Article 2 : L'arrêt de la cour administrative d'appel de Nantes du 11 décembre 2008 est annulé.
Article 3 : L'affaire est renvoyée à la cour administrative d'appel de Nantes.
Article 4 : L'Association de défense des intérêts des contribuables de Chartres et de son agglomération, Mme C et Mme A verseront chacune la somme de 1 000 euros à la COMMUNE DE CHARTRES au titre de l'article L. 761-1 du code de justice administrative.
Article 5 : Les conclusions de la SCP Boré et Salve de Bruneton, avocat de l'Association de défense des intérêts des contribuables de Chartres et de son agglomération, tendant à l'application des dispositions des articles L. 761-1 du code de justice administrative et 37 de la loi du 10 juillet 1991 sont rejetées.

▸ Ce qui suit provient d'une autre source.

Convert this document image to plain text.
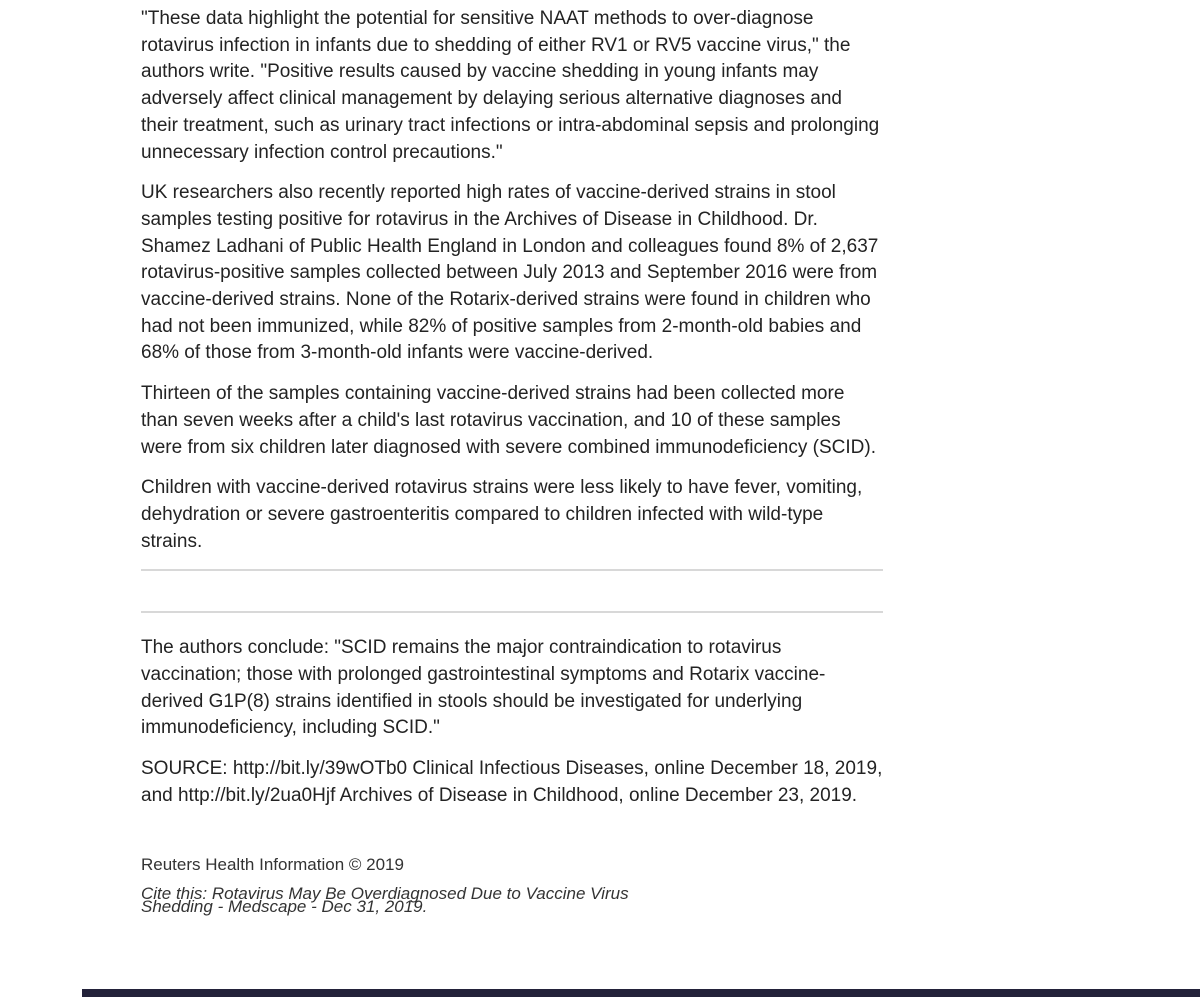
"These data highlight the potential for sensitive NAAT methods to over-diagnose rotavirus infection in infants due to shedding of either RV1 or RV5 vaccine virus," the authors write. "Positive results caused by vaccine shedding in young infants may adversely affect clinical management by delaying serious alternative diagnoses and their treatment, such as urinary tract infections or intra-abdominal sepsis and prolonging unnecessary infection control precautions."

UK researchers also recently reported high rates of vaccine-derived strains in stool samples testing positive for rotavirus in the Archives of Disease in Childhood. Dr. Shamez Ladhani of Public Health England in London and colleagues found 8% of 2,637 rotavirus-positive samples collected between July 2013 and September 2016 were from vaccine-derived strains. None of the Rotarix-derived strains were found in children who had not been immunized, while 82% of positive samples from 2-month-old babies and 68% of those from 3-month-old infants were vaccine-derived.

Thirteen of the samples containing vaccine-derived strains had been collected more than seven weeks after a child's last rotavirus vaccination, and 10 of these samples were from six children later diagnosed with severe combined immunodeficiency (SCID).

Children with vaccine-derived rotavirus strains were less likely to have fever, vomiting, dehydration or severe gastroenteritis compared to children infected with wild-type strains.

The authors conclude: "SCID remains the major contraindication to rotavirus vaccination; those with prolonged gastrointestinal symptoms and Rotarix vaccine-derived G1P(8) strains identified in stools should be investigated for underlying immunodeficiency, including SCID."

SOURCE: http://bit.ly/39wOTb0 Clinical Infectious Diseases, online December 18, 2019, and http://bit.ly/2ua0Hjf Archives of Disease in Childhood, online December 23, 2019.

Reuters Health Information © 2019
Cite this: Rotavirus May Be Overdiagnosed Due to Vaccine Virus Shedding - Medscape - Dec 31, 2019.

Article 6 : La présente décision sera notifiée à la COMMUNE DE CHARTRES, à l'Association de défense des intérêts des contribuables de Chartres et de son agglomération, à Mme Chantal C, à Mme Mauricette A, à M. Laurent D, à la société Chartres Stationnement, à la société Fix-Auxifip, à la caisse régionale de Crédit agricole mutuel Val-de-France et à la société Q Park France.